George Johanson

Those who teach what they love are lucky indeed. Those who inspire are more fortunate still. George Johanson spent a lifetime doing both.

A painter, printmaker and ceramic tile artist, George Johanson studied at the Museum Art School (now the Pacific Northwest College of Art) in Portland with further study in New York as well as London.

A major and beloved Pacific Northwest artist whose career spanned more than 70 years, George died Oct. 14, 2022 from heart failure at 94, leaving a huge hole in the Oregon art scene.

For anyone in central Oregon who is not familiar with George’s art, or for those who already admire his work or were blessed to know him, there is an opportunity to enjoy and celebrate an exhibit featuring works on paper at Art Adventure Gallery in Madras for the months of September and October.

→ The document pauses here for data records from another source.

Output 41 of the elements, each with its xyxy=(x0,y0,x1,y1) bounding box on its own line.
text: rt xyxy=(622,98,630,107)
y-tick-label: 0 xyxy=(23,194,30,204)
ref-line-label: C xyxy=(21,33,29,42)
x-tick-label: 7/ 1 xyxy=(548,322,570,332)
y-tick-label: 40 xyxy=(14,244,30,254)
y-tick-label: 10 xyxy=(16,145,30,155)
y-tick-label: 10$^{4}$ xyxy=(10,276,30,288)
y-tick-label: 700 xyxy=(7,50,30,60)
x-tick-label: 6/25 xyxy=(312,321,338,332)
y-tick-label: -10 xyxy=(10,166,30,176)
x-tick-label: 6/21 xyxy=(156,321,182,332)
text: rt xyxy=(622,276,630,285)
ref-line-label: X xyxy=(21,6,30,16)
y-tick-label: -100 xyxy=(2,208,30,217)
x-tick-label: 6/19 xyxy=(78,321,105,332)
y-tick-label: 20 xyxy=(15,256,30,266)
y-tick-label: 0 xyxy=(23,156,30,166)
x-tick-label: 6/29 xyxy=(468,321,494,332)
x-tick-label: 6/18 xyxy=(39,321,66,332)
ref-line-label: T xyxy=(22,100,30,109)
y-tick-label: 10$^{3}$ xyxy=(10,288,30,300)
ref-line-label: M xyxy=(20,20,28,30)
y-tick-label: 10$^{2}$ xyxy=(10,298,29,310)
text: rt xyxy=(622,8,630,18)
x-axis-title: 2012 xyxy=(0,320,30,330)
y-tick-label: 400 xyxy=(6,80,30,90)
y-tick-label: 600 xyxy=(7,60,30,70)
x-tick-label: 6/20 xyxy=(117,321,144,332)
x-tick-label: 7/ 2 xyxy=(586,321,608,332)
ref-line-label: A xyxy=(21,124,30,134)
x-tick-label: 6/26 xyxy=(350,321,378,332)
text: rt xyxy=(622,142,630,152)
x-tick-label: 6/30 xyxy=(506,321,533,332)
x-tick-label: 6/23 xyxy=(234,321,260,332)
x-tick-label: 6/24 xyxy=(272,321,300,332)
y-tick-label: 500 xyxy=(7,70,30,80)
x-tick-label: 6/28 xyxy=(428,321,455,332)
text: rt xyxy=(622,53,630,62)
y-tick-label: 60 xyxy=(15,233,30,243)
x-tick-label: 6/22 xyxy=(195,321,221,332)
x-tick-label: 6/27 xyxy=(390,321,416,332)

Born in Seattle in 1928, George came to Portland at 17 to attend the Museum Art School, where he studied with leading regional figures such as William Givler, Louis Bunce, Jack McLarty, and Mike Russo. After a few years in New York in the early 1950s, Johanson returned to Portland where he taught at the Museum Art School for 25 years until his retirement in 1980, while he also built his own practice. He has had more than 60 one man shows and is represented in public and private collections including the Portland Art Museum, the Seattle Art Museum, the Smithsonian National Collection, in Washington, D.C. and the Victoria and Albert Museum in London, the Jordan Schnitzer Museum Of Art (University of Oregon), the Hallie Ford Museum of Art (Willamette University ), and numerous other public, corporate, and private collections.. He received the Oregon Governor’s Arts Award in 1992.

For Johanson Image-making wasn’t so much a profession as a raison d’etre. In Johanson’s words:

art is basic to being a human being and the more we have of it the better off we are … art is the most important thing in the world … it’s what we’re really here for, to be creative. To make something and look at the world and to interpret through art is the highest activity of human beings.